Wednesday, October 14, 2015

Nashville A Hundred Years Hence



There is a useful and fun website called Internet Archive Wayback Machine that takes snapshots of
 websites and save them for the future.  Once upon a time many of made web pages, many web pages in some cases, on hosted on free sites, like geocities aol.  These free sites closed, as time passed and the web pages seemed lost forever.  But, Internet Archive was at work and today many of the web pages can still be retrieved. The article below is one that was found in a file at Metro Nashville Archives.  I transcribed and added the article to a website that I had begun when I was a volunteer at the archives.  I was overjoyed to find this page and many other from my days as a volunteer.  I later was employed by the archives, but continued to volunteer my time for the website. The link to the archived page follows the article.

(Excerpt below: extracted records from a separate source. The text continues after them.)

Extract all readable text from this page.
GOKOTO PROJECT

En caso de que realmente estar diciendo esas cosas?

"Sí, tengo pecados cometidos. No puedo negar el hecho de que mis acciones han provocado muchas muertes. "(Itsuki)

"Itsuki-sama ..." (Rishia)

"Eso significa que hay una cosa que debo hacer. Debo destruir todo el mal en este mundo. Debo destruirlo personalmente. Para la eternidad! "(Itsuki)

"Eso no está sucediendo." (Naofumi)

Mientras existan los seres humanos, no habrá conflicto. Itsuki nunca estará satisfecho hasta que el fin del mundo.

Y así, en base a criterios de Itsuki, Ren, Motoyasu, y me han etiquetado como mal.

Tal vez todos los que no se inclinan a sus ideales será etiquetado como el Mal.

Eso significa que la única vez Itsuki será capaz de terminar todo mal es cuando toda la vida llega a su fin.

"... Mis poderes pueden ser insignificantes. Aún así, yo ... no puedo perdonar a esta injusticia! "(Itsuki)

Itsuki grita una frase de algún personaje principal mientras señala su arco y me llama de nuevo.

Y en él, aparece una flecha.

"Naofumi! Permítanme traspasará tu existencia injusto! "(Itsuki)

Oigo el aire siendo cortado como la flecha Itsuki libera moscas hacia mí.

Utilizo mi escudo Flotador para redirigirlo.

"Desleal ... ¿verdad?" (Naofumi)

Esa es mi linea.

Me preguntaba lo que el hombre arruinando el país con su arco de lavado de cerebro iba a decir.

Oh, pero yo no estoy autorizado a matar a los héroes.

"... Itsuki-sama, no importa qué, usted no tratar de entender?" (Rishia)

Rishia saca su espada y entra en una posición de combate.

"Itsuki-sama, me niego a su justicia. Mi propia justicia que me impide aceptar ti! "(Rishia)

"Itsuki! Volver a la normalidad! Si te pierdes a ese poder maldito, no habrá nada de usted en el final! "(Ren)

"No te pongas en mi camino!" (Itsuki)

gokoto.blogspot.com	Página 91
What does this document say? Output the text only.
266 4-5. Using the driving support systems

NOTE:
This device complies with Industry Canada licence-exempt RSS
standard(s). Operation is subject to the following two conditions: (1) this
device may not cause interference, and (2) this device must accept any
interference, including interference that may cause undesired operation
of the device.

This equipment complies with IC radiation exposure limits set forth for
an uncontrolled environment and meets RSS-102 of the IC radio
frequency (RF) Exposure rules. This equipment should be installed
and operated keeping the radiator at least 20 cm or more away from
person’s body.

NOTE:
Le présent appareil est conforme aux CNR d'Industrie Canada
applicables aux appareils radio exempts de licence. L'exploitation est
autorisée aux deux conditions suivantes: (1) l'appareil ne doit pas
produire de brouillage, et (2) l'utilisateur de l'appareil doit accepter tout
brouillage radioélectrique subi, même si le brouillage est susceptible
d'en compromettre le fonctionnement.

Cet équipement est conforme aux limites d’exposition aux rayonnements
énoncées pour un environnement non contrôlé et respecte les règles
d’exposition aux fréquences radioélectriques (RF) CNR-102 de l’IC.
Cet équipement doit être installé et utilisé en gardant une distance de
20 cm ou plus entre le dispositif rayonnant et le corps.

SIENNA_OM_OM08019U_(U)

Nashville A Hundred Years Hence

This article appeared in the "Nashville Spectator" in May of 1896. It was written during the Tennessee Centennial festivities.
On next Monday and Tuesday during the opening ceremonies of the Tennessee Centennial many curios old people will be looking forward, and for their benefit I venture a brief catalogue of prophesies extending to the close of the next century.
First (which should make no one sad), we, who take part in this Centennial, will have long since gone back to dust. The babies of to-day will then be great great-grandfathers and mothers. The five millions of citizens claiming citizenship of Nashville will be strangers to us, and we (except a very few) will be unknown to them.
Nashville will include in its corporate limits Gallatin in the east, Franklin in the south, Kingston Springs in the west and Springfield in the north.
Families of immense wealth will live in palatial residences on the ridges and hills of the city.
All the streets and alleys will be paved and kept so clean that a pedestrian may walk through the city and not soil his slippers.
As the destruction of the family would be the destruction of religion and civilization, families will live to themselves in houses as they do now, but the conditions of living will be radically changed. There will be no cooking done in any private house. Firms for furnishing meals and also for furnishing light and heat will be established and regulated by law in every block of the city. There will be firms conveniently located for training and hiring of servants. All the necessities of life will be furnished very cheap.
Cleanliness will not be an optional as it is now, but all families will be forced to keep their houses and premises in perfect order. People who have rats will be severely punished and dogs will be heavily taxed.
There will be no more hotels or boarding houses in proportion to population than now, but they will be smaller and conducted on the European plan.
The law will forbid the herding together of a great number of persons in schools and factories, but as the size of public institutions and industries is reduced, the number of buildings will be increased.
As to education, only the ordinarily English branches will be taught free of charge.
There will be no contagious diseases or fevers of any kind, and, instead of the citizens going to the country for health, the country people will come to the city for cure and recuperation.
As the fuel used in the city will make no smoke, all the house-tops will be utilized as flower gardens and dormitories in the summer, so that at a distance the city will appear as a vast flower bed.
Electric towers placed at convenient points will illuminate the whole city and surrounding country. The city will be governed by retired business men of ample means and honest report and not under sixty years of age.
There will be no saloon or bar where liquor is sold by the dram, but any kind of strong drink may be purchased from druggists and grocers in a package with the proviso that the package must not be broken in a public place or given away in whole or in part. The churches will be more numerous in proportion to population than at present, but smaller and more attractive. The largest membership of a church will be 400, for the reason that religious people will then be very practical and pastors will not assume the care of a greater number of souls than they can employ in charitable work and know personally.
As to the courts, I prophesy only a few changes. A drunken, profane, dishonest and unclean judge will be unknown in our city. Trial by jury will have been abandoned and all criminal cases will be tried at the expense of the State.
As to transportation in the city, one can go anywhere in the corporate limits of Nashville for one cent.
Electric engines will be used on all the larger railways and the Cumberland River, with it locks and dams, will be navigable all the year from Point Isable to Smithland.
No business will be transacted in the city before 9 a.m. nor after 5 p.m.
As to the burial of the dead, our present system of graveyards will be unknown. Cremation will be practiced by many, besides great vaults, beautiful in construction, will be erected in the numerous city parks. The thick walls of these death temples will be honey-combed so that bodies may be inserted and sealed. Every ten or twenty years these vaults may be renewed by cremating all the unknown and unclaimed bodies.
One hundred years hence our children’s children will laugh till they cry when they see our pictures in an old yellow "American," and when they are told how we dress and how we live, they will say, "It is so funny," they cannot see how we lived at all under such circumstances and "so ignorant of every thing." Never mind! Let them laugh! We know that the girls and mothers of that day cannot be any sweeter or more charming than our own blessed maidens and mothers without whom our Centennial would be a mockery and life not worth living.
Who will say that what I have prophesied is false? I am not willing to swear to it, and yet every word of the above may be true. Is it not just as easy for 5,000,000 in the same length of time to come out of a 100,000 as for 100,000 to come out of nothing?